Tuesday 5 September 2017

Book Review: The Battle, Alessandro Barbero

Comprehensive and well laid out, The Battle really benefits from Barbero's use of short pithy chapters. Each is enjoyably punchy and succinct, and the large number, and rapid progress you can make through them, make for a galloping good read.

I'd have liked a glossary, 'cast list' and order of battle. Regarding the latter, he explains, as indeed do most recent writers on such subjects, that armies on the ground never matched their theoretical or 'paper' strengths. But even so, a concentrated listing of units and numbers involved (perhaps as an appendix?), even if approximate, would have made for a reference as handy, and to my mind as essential, as good maps. 

Talking of maps, the maps here are all grouped together near the front of the book, and are okay, although I've seen clearer/better. The inclusion of a portion of the Ferrari & Capitaine map - see image below - as used by Boney (and also the source for Wellington's maps), is a nice touch. There are also a good number of evocative illustrations.

There's an immense amount of interesting and indeed often exciting detail, as the concentrated carnage ebbs and flows along what remains an unusually contracted front, given the overall numbers that were involved at Waterloo.

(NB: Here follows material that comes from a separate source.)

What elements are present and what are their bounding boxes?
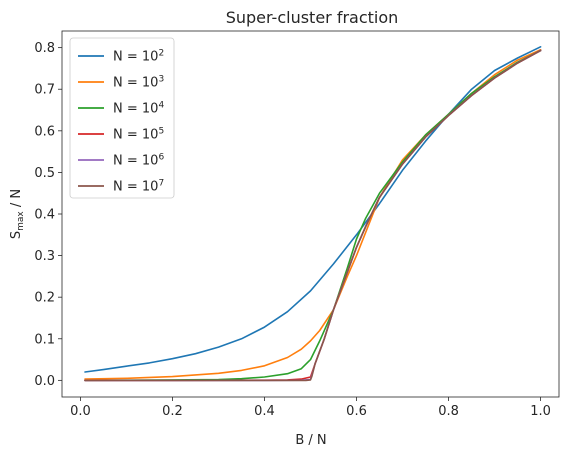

Barbero's writing is excellent, and he does a superb job of evoking the excitement of the battle, capturing it in all it's horrifying and gory glory. 

The grand scale of this intense battle is humanised by Barbero's liberal peppering of his narrative with piquant observations from participants, making for a gripping read. This is the sort of exciting history that can kickstart a lifelong passion for a subject. I was glued to The Battle from start to finish, and thoroughly enjoyed it, so I'd recommend it highly.